18. Submission to Jurisdiction. Any and all suits, legal actions or proceedings against any party hereto arising out of this Agreement shall be brought in any United States federal court sitting in the State of New York or any other court of appropriate jurisdiction sitting in the State of New York, as the party bringing such suit may elect in its sole discretion, and each party hereby submits to and accepts the exclusive jurisdiction of such courts for the purpose of such suit, legal action or proceeding, each party hereto waives personal service of any summons, complaint or other process and agrees that service thereof may be made by certified or registered mail. Each party hereto hereby irrevocably waives any objection which it may now hereafter have to the laying of venue of such suit, legal action or proceeding in any such court and hereby further waives any claim that any such suit, legal action or proceeding brought in any such court has been brought in an inconvenient forum.
19. Successors. The rights and obligations of the Company under this Agreement shall be transferable to any successor thereto. The rights and obligations of Grantee under this Agreement may only be assigned with the prior written consent of the Company.
20. Amendment. This Agreement may only be amended by the written consent of the parties to this Agreement at the time of such amendment.
21. No Waiver. Either party’s failure to enforce any of the provisions of this Agreement shall not in any way be construed as a waiver of any such provision, nor prevent that party from thereafter enforcing any other provision of this Agreement. The rights granted both parties hereunder are cumulative and shall not constitute a waiver of either party’s right to assert any other available legal remedy.
IN WITNESS WHEREOF, the parties hereto have entered into this Agreement as of the date first set forth above.
MILLENNIUM CELL INC.
By: /s/G. Chris Andersen
Name: G. Chris Andersen
Title: Chairman of the Board
/s/H. David Ramm
H. David Ramm
EXHIBIT A-1
STOCK POWER
ASSIGNMENT SEPARATE
FROM CERTIFICATE
FOR VALUE RECEIVED, the undersigned hereby sells, assigns and transfers unto _____________________, fifty thousand (50,000) restricted shares of Common Stock of MILLENIUM CELL INC., standing in the undersigned’s name on the books of said Company, represented by the within Certificate No. ___, and hereby irrevocably constitutes and appoints _______________________ attorney to transfer the said shares on the books of the within named Company with full power of substitution in the premises.

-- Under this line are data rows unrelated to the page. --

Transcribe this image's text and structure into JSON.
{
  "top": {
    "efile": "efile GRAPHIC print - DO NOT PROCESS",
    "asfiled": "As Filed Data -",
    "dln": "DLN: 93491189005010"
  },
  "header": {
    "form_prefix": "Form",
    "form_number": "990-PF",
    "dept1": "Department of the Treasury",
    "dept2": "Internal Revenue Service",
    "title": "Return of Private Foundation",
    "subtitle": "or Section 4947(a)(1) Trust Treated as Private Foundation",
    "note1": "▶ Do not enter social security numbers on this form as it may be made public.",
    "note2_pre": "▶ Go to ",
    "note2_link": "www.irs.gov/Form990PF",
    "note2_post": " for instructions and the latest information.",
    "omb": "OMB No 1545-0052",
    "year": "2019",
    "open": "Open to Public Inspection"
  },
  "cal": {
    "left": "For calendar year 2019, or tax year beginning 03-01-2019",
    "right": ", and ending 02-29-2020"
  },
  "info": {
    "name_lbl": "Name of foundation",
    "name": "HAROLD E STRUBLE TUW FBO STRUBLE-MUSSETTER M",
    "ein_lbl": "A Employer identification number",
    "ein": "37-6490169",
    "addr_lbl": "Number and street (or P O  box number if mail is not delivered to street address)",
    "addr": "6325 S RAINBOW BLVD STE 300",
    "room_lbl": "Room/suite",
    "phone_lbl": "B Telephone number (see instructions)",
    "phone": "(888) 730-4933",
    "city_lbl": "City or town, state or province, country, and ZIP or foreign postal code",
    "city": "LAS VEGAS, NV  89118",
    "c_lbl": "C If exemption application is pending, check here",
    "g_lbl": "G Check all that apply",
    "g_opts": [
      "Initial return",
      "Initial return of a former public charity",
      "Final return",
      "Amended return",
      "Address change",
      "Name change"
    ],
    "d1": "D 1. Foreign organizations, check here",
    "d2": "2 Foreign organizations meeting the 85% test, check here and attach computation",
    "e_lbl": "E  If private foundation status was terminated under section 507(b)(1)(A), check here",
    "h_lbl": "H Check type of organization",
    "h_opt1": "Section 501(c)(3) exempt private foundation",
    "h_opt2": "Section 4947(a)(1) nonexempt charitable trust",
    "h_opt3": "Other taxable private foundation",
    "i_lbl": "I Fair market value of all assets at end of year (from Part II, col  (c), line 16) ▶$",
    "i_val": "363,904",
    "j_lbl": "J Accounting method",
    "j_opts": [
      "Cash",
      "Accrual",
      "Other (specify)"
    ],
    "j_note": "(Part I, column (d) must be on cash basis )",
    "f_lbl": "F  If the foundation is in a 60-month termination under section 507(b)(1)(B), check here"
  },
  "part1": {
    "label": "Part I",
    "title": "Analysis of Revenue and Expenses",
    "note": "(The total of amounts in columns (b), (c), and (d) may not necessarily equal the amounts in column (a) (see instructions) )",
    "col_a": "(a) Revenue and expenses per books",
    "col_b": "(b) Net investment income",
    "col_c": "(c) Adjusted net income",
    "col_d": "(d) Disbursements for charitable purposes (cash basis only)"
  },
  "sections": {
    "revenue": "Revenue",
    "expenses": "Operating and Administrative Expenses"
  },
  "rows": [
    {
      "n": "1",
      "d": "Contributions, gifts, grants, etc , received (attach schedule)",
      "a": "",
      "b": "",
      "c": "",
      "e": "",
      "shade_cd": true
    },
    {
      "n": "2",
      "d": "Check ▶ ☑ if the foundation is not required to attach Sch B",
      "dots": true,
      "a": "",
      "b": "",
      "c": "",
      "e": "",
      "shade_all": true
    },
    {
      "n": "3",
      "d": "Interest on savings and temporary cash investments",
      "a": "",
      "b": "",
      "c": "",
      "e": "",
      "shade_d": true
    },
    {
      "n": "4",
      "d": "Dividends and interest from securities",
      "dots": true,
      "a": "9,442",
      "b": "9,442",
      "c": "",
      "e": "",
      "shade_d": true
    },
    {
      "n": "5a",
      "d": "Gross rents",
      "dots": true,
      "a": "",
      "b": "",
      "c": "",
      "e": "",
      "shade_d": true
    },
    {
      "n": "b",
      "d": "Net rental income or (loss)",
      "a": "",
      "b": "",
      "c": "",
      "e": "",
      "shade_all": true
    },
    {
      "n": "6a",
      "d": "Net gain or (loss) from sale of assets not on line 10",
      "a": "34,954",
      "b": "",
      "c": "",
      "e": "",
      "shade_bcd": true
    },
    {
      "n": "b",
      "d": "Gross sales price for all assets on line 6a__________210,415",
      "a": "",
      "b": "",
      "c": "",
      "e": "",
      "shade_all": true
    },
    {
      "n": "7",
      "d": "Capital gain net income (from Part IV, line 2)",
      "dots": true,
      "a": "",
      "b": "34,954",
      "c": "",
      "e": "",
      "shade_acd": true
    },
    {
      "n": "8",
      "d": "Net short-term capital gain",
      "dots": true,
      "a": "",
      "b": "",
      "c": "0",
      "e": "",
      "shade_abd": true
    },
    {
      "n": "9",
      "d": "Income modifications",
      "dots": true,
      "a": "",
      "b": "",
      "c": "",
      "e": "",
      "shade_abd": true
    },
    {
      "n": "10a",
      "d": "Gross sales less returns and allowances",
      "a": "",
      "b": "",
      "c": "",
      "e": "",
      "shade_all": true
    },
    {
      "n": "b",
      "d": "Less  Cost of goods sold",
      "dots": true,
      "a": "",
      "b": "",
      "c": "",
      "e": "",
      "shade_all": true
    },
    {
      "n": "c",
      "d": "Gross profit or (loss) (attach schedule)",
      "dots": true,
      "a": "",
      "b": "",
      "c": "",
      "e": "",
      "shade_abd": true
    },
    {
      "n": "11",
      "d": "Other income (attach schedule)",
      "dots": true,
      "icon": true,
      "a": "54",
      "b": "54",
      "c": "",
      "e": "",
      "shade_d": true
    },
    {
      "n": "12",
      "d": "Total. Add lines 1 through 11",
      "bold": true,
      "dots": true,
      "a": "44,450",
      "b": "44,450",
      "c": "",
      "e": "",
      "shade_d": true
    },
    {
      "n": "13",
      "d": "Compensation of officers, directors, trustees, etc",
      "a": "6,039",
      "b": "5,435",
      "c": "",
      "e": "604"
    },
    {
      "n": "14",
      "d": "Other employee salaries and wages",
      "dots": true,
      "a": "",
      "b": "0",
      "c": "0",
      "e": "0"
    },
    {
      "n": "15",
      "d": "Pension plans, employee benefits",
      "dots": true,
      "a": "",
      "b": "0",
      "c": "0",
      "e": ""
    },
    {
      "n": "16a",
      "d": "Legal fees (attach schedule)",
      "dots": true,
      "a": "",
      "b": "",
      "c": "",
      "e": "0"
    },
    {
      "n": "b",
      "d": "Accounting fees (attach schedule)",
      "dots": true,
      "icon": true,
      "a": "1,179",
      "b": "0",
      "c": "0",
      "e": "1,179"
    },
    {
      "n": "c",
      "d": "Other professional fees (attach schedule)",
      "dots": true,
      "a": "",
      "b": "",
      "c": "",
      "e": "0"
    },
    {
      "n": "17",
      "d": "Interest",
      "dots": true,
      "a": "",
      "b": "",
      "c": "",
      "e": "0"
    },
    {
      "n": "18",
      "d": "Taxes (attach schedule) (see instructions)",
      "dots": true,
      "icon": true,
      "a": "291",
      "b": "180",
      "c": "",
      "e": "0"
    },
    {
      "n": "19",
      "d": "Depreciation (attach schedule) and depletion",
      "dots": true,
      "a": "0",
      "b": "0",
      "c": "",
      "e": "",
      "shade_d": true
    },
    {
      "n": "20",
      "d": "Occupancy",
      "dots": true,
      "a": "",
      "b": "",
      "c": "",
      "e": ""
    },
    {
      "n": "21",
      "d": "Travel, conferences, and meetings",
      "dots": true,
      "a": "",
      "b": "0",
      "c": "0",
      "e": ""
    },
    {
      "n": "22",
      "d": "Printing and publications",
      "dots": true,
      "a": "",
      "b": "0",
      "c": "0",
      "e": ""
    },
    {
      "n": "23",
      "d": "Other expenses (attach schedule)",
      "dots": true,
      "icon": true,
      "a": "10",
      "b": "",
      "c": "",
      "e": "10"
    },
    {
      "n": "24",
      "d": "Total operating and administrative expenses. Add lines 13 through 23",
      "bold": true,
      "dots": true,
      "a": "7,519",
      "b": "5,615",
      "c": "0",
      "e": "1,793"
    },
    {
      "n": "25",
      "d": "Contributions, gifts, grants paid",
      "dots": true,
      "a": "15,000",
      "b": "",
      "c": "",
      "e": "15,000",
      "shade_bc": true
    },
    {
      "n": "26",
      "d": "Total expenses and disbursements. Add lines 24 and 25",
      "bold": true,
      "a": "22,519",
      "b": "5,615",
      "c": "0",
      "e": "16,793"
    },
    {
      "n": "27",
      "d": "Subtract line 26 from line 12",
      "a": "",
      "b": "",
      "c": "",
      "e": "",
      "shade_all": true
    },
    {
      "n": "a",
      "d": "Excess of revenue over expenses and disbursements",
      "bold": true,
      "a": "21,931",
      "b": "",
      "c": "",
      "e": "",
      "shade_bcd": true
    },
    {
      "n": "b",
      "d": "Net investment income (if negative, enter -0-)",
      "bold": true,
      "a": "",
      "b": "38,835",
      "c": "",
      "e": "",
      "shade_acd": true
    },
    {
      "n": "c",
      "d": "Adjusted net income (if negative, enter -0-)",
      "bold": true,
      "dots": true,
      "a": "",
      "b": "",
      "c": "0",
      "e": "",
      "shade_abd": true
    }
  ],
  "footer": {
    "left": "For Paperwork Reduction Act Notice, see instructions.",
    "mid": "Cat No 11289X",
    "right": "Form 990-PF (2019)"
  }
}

Dated: _____________________
H. David Ramm
EXHIBIT A-2
CONSENT OF SPOUSE
I, _____________________, spouse of H. David Ramm, have read and approve the foregoing Restricted Stock Grant Agreement dated as of June 22, 2006 (the “Agreement”). In consideration of the grant by Millennium Cell Inc. (the “Company”), to my spouse of the restricted shares (the “Restricted Shares”) of common stock, par value $.001 per share, of the Company, as set forth in the Agreement, I hereby appoint my spouse as my attorney-in-fact in respect to the exercise of any right under the Agreement and agree to be bound by the provisions of the Agreement insofar as I may have any rights in said Agreement or the Restricted Shares issued pursuant thereto under the community property laws or similar laws relating to marital property in effect in the state of our residence as of the date of the signing of the Agreement.